Do you have a favorite number? I sure do. A whole lot of them. I like those that sound funny like an old French movie — 33, or those that used to make you feel wealthy just pronouncing them — 1 000 000, and those that make you feel lucky like 13 or 8. And then there was that one number, somewhere between magic and geekiness, in The HitchHiker’s Guide to the Galaxy:

“Forty-two!” yelled Loonquawl. “Is that all you’ve got to show for seven and a half million years’ work?”

“I checked it very thoroughly,” said the computer, “and that quite definitely is the answer. I think the problem, to be quite honest with you, is that you’ve never actually known what the question is.”

“42”, according to Deep Thought, is the one number from which all meaning (“the meaning of life, the universe, and everything”) could be derived. It doesn’t seem grand or special, quite bathetic really. You could put it on a T-shirt and nobody would get scared. Disturbingly enough, in the nineties, astronomers in Cambridge who were carrying out measurements of the Hubble constant — that is to say how quickly objects in the universe are flying apart, for sometime considered that the average of their measures was 42.

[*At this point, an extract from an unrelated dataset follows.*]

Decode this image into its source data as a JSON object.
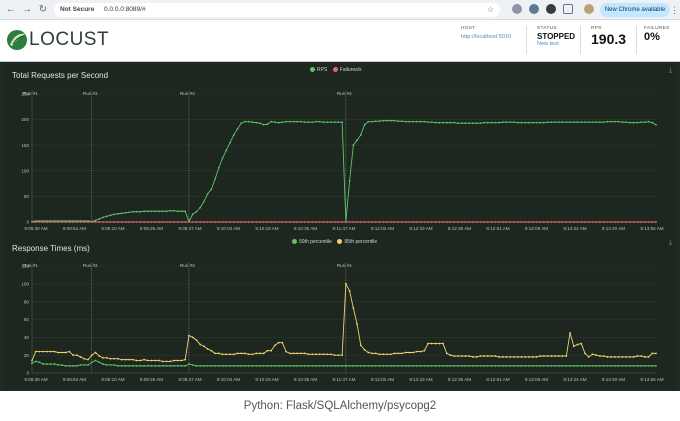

I really loved “42” until I was selected to the PyTorch Scholarship challenge and all my ideas about numbers got shattered. Learning how to build deep neural networks with PyTorch blew my mind. The way to everything is not a number but a function. Bye bye “42”, it’s all sigmoid baby!

So what’s sigmoid?

The sigmoid function, also called the sigmoidal curve or logistic function, is defined as:

The sigmoid of x is 1 over 1 plus the exponential of negative x.

The sigmoid of x is 1 over 1 plus the exponential of negative x.

During the PyTorch Scholarship challenge course, we learnt how replacing the activation function of the perceptron from a step function to a sigmoid function changed the output from discrete to continuous. While the perceptron with a step function was outputting discrete values, returning one or zero values, the perceptron with the sigmoid activation function returned a smooth continuous range of values from 0 to 1, providing us with probabilities.

The sigmoid function is not just one lesson topic studied among others while learning about perceptrons. It actually played an important role in Neural Networks research by allowing to prove the Universal Approximation Theorem.

Three works published in 1989 by Ken-Ichi Funahashi, Kurt Hornik, and George Cybenko proved that the multilayer feedforward networks are universal approximators performing the superpositions of sigmoidal functions to approximate a given map with finite precision. (Efe 2011)

In 1991, Kurt Hornik explained that it is not the specific function chosen but rather the multilayer feedforward architecture itself which makes neural networks universal approximators. Basically if you have a function in the form of a list of inputs and outputs, there is a neural network that, given those inputs, will approximate those outputs with great precision. And it doesn’t have to be a sigmoid function.

Other functions include softmax, tanh, and the most used activation function in the world ReLu, which stands for Rectified Linear Unit.

But since I started my Neural Networks learning journey with the use of the sigmoid and its pretty derivative, it is the one function that will remain my new “42”.

--

--